READ ALSO: Accused driver in Surrey soccer teen’s traffic death on trial Monday
READ ALSO: Young woman charged in Surrey crash that killed Travis Selje, 17
Witness Gregory Nelson Toews told the court he was heading east on 64th Avenue in his minivan, with his wife and daughter, when he glanced down at his driver’s side mirror and saw a black car come up “very quickly” to his bumper.
“I believe it was a Cadillac,” he said.
“I thought it might strike my vehicle,” he said. “It could have been anywhere from inches to a number of feet.”
He said he swerved to the right to avoid getting hit as the Cadillac passed him in the left lane. Toews said the Cadillac swerved “to make its way through other vehicles,” changing lanes and as it continued it hit another vehicle. “It was either in the side or the back.” He told the court he asked his wife to dial 911 as he tried to get the Cadillac’s licence plate number.
“We lost sight of it,” he said of the car. Shortly after that, he added, they came upon a “major accident scene” with an “awful lot of debris,” and parked to help. He saw the Cadillac stopped there.
“I don’t know if I saw her in the car or as the person was leaving the car,” he said. He described the driver as a “young South East Asian female.
“I believe she appeared to be in a state of shock,” Toews said.
Witness Tania Louise Nagy told the court she’d been out for dinner with her husband and her parents that evening and was driving down 64th Avenue, with her husband as passenger. They were near 168th Street when her husband yelled “Watch out” as a Cadillac swerved into their lane in front of them. “So we slammed on our brakes and then the vehicle again came out of our lane and went into the right hand lane and then again passed into the left hand lane.”
She saw no brake lights or signals, she said. She said she tried to get its licence plate number.
Nagy testified she had to again apply her brakes because “someone had been hit” in front of them. She said she didn’t see the collision because several cars were ahead of them.
“It was constantly in and out of traffic,” Nagy said of the Cadillac. “Like, no regard for other vehicles, just in and out, no brake lights, no signals. It was quite odd, actually.”
She lost sight of the Cadillac, she told the court, until she saw it down the road, in the centre of the intersection of 176th Street and 64th Avenue. Nagy said she pulled into a gas station to see if she could help the people in the Prelude.
“That’s when I came upon a young fellow walking around without his shoes on.” She asked him if he’d been in the Prelude and he replied yes, he was.
The court heard, as part of an agreed-upon admission of facts, Constable David Smith was the first cop at the scene. He found Selje amid “extensive damage” to the driver’s side of the Prelude. He said the teen was pressed up against the steering wheel, with his legs pinched between the dash and the driver’s seat. According to Surrey firefighter Brian Reimer, emergency responders had to remove the roof, doors and windshield, partially disassemble the dashboard and cut off the steering wheel to extract the teenager from the car.
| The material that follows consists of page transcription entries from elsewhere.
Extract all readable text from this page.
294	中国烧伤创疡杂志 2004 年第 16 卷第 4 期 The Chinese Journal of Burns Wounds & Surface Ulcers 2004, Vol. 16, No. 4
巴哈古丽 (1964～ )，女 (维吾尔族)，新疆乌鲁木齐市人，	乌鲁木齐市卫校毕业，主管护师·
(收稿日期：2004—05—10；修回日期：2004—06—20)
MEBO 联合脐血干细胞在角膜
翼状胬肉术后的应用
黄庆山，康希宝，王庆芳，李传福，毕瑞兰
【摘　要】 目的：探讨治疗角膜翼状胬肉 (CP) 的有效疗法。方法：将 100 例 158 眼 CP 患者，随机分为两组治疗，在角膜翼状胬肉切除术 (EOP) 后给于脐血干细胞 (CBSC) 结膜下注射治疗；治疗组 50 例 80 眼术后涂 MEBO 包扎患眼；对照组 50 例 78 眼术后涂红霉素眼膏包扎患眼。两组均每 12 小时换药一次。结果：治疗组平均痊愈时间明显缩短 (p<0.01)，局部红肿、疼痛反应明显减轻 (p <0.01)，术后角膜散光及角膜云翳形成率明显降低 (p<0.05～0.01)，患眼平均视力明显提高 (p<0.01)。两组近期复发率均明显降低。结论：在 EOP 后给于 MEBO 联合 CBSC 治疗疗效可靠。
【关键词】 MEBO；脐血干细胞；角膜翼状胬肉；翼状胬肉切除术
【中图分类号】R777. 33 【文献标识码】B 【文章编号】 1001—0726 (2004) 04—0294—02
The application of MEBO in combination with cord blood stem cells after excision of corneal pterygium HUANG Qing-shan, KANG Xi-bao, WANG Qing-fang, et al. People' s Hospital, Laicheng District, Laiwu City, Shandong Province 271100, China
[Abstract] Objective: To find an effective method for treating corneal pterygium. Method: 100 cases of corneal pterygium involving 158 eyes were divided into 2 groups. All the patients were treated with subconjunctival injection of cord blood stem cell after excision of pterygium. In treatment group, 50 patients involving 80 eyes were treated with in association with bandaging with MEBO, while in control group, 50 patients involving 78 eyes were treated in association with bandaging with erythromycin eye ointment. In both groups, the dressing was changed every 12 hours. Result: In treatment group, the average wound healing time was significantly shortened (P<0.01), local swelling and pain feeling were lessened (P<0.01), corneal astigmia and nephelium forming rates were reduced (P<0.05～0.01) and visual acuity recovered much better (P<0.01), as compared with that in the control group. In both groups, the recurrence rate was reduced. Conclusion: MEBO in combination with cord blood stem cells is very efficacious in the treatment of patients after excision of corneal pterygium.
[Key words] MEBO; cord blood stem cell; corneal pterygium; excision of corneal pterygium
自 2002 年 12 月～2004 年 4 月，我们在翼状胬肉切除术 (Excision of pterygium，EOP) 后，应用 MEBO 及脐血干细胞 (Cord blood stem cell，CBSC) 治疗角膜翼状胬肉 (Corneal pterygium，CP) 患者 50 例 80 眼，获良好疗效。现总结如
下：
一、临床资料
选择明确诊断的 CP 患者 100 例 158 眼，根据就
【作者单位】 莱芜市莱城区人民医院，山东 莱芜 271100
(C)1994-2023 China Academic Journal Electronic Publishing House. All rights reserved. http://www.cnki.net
Selje’s death tore a hole in the community. The 1,095-seat Cloverdale Baptist Church was filled to capacity on May 17, 2017 as mourners celebrated the straight-A honour roll student’s life.
“There’s no such thing as closure, either,” his father Miki Selje told the Now-Leader before the trial. “People always say, ‘Oh, you’re looking for closure.’ No. There’s no such thing as closure. It’s a wound that will never close, so there’s no closure.”
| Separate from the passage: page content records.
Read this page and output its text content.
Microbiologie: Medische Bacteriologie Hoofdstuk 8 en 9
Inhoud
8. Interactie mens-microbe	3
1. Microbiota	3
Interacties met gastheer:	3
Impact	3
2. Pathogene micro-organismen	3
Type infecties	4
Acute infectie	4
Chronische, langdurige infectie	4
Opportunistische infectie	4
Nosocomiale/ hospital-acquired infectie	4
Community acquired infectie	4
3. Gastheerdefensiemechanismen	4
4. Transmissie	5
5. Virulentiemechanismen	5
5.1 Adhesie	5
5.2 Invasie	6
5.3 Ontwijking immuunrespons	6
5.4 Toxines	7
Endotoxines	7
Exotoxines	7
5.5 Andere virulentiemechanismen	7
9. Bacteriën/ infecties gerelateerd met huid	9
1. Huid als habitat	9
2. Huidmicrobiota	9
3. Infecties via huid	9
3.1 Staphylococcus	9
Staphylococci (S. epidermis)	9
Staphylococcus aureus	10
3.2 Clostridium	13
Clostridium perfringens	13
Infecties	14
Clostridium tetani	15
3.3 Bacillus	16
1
“My soul is gone,” he said. “I am no longer a whole person.”
According to Travis Selje’s obituary, he was in the Whitecaps residency program and in 2016 returned to the Surrey United SC U16/U18 squad while also being a member of Team BC Soccer, with which he was to go to the Canada Games in August 2017.
The trial continues as the court was expected to hear from more civilian witnesses on Monday, Tuesday and Wednesday and police officers on Thursday.